Gov. Jan Brewer lost a round in federal court earlier this week, when the Ninth Circuit Court of Appeals granted an injunction blocking the state from enforcing her policy of denying driver’s licenses to so-called DREAM Act youngsters.
Brewer announced in 2012 that the Arizona Department of Motor Vehicles wouldn’t give licenses to teens and young adults who qualify for the Obama administration’s Deferred Action for Childhood Arrivals program, which shelters young undocumented immigrants from deportation as long as they arrived here as children and stay out of trouble.
Brewer was sued by a coalition of groups, including the ACLU, National Immigration Law Center and the Mexican American Legal Defense and Educational Fund, who argued that the policy violated the U.S. Constitution’s Equal Protection Clause.
Ninth Circuit justices ruled on Monday, July, 7, that there was “no rational relationship between (Brewer’s) policy and a legitimate state interest” and ordered the U.S. District Court in Phoenix to grant an injunction that prevents the state from following Brewer’s orders to withhold the driver’s licenses.
The lawsuit must still go to trial, but the Ninth Circuit noted that attorneys for DACA enrollees had “established a likelihood of success on the merits of their Equal Protection Clause claim.”
Brewer vowed to keep fighting in court, saying on her Facebook page that the appeals court “refused to allow me to follow the rule of law.”
Among the Republicans who are running for Brewer’s job this year, there was general support for Brewer’s approach.
Former Mesa Mayor Scott Smith encouraged Brewer to appeal the Ninth Circuit’s ruling to the U.S. Supreme Court.
“The Obama Administration's unilateral declaration of its DACA policy and its unwillingness to use existing law to expedite the return of tens of thousands of illegal immigrants from Central America to their homes is creating our immigration crisis,” Smith said. “This ruling merely supports the unlawful unilateral actions of this administration, further undermining electoral confidence in Washington’s ability to address this crisis in a just, appropriate and serious manner.”
State Treasurer Doug Ducey said “the Ninth Circuit has once more trampled over states' responsibilities.
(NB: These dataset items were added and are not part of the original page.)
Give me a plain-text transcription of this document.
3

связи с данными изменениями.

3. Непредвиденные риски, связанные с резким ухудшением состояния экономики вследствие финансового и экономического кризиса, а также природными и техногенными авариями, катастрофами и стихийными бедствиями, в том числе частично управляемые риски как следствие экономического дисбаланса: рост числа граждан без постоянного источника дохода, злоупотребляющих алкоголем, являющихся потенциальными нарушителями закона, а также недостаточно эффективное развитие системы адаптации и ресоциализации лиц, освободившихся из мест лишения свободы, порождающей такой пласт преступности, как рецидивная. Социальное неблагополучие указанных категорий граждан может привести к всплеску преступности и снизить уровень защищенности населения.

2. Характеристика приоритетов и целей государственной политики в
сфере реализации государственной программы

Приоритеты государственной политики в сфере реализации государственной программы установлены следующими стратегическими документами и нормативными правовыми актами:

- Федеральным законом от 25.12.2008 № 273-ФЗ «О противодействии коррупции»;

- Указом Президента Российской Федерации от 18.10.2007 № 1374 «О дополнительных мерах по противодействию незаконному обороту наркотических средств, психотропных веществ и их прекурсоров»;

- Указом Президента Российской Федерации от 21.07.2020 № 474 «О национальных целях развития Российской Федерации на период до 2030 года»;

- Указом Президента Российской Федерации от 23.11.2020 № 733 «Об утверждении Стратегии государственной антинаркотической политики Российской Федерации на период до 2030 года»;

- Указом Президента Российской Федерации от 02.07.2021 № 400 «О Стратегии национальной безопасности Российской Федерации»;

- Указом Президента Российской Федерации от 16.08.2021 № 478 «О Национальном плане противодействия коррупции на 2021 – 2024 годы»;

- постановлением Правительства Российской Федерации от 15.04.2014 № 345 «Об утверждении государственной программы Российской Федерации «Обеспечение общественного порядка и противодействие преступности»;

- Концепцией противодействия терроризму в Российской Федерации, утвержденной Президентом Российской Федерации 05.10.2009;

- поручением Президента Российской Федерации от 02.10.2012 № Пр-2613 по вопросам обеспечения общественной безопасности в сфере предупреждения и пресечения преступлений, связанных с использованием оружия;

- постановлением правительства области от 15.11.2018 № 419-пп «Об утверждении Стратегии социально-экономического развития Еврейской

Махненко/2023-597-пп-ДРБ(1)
I hope this decision is appealed to the Supreme Court.”
Secretary of State Ken Bennett said he expects “the ruling will be appealed” and sided with Brewer, although he left the door open for relaxing the rules in the future.
“Legal presence in our country and state is a basic requirement to qualify for any state license,” Bennett said. “I would support establishing a fair and efficient process that allows these young people an opportunity to establish a legal presence and gain access to some of the rights and privileges citizens enjoy.”
We're still waiting to hear back from candidates Christine Jones and Frank Riggs.
Democratic gubernatorial candidate Fred Duval sided with the DREAMers and promised that “the very first thing I will do after taking the oath of office will be to rescind Governor Brewer’s executive order and end this embarrassment once and for all.”
“Governor Brewer’s executive order barring DREAMers from receiving driver’s licenses is callous,” DuVal said. “It hurts families and local businesses, and it makes our streets less safe.”